Ficar atolada com sacolas e maletas é tiro e queda para minar a capacidade de reação, autonomia e segurança. Na última vez que estive em Roma, levei 40 minutos rodando as desertas redondezas da Estação Ferroviária de Trastevere (era final de tarde de sábado) para conseguir um táxi. Já pensou se eu estivesse carregada de tranqueiras?

Além disso, mesmo que a gente não acrescente nada à bagagem, ela parece que vai ficando "mais pesada" a cada dia de viagem. Aquela sacolinha de mão, "utilíssima" no começo, vira sempre o estorvo inominável do quarto ou quinto dia. Para não sucumbir à "compra irresistível", imagino-me carregando o trambolho pelo resto da viagem. Pode ser a coisa mais linda do mundo, com o preço mais inacreditável: se não cabe na mala ou se não for chegar inteiro se for posto lá, nem morta!

6- Levar livro, IPod e bloquinho de anotações
Brasília: adotei os hábitos de viajante na cidade onde moro e já nem reparo os olhares
(Memorial dos Povos indígenas, outubro de 2006)
Outro dia eu estava num restaurante de Brasília e, de repente, reparei que estava todo mundo olhando para mim. "Putz, derrubei comida na roupa outra vez!!", pensei.
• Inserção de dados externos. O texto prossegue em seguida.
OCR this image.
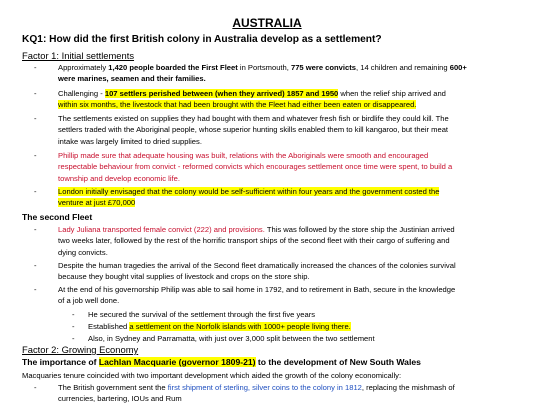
AUSTRALIA
KQ1: How did the first British colony in Australia develop as a settlement?
Factor 1: Initial settlements
-	Approximately 1,420 people boarded the First Fleet in Portsmouth, 775 were convicts, 14 children and remaining 600+
were marines, seamen and their families.
-	Challenging - 107 settlers perished between (when they arrived) 1857 and 1950 when the relief ship arrived and
within six months, the livestock that had been brought with the Fleet had either been eaten or disappeared.
-	The settlements existed on supplies they had bought with them and whatever fresh fish or birdlife they could kill. The
settlers traded with the Aboriginal people, whose superior hunting skills enabled them to kill kangaroo, but their meat
intake was largely limited to dried supplies.
-	Phillip made sure that adequate housing was built, relations with the Aboriginals were smooth and encouraged
respectable behaviour from convict - reformed convicts which encourages settlement once time were spent, to build a
township and develop economic life.
-	London initially envisaged that the colony would be self-sufficient within four years and the government costed the
venture at just £70,000
The second Fleet
-	Lady Juliana transported female convict (222) and provisions. This was followed by the store ship the Justinian arrived
two weeks later, followed by the rest of the horrific transport ships of the second fleet with their cargo of suffering and
dying convicts.
-	Despite the human tragedies the arrival of the Second fleet dramatically increased the chances of the colonies survival
because they bought vital supplies of livestock and crops on the store ship.
-	At the end of his governorship Philip was able to sail home in 1792, and to retirement in Bath, secure in the knowledge
of a job well done.
- He secured the survival of the settlement through the first five years
- Established a settlement on the Norfolk islands with 1000+ people living there.
- Also, in Sydney and Parramatta, with just over 3,000 split between the two settlement
Factor 2: Growing Economy
The importance of Lachlan Macquarie (governor 1809-21) to the development of New South Wales
Macquaries tenure coincided with two important development which aided the growth of the colony economically:
-	The British government sent the first shipment of sterling, silver coins to the colony in 1812, replacing the mishmash of
currencies, bartering, IOUs and Rum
Conferida a blusa (imaculada) foi que me toquei para o motivo dos olhares: eu estava jantando sozinha.
Sou tão acostumada a fazer isso em viagens que nem ligo mais. No início, porém, ficava meio desconfortável. Ler ou escrever ajudavam a esquecer da "plateia" e ofereciam um ponto para onde olhar, sem o risco de encarar involuntariamente algum dos observadores.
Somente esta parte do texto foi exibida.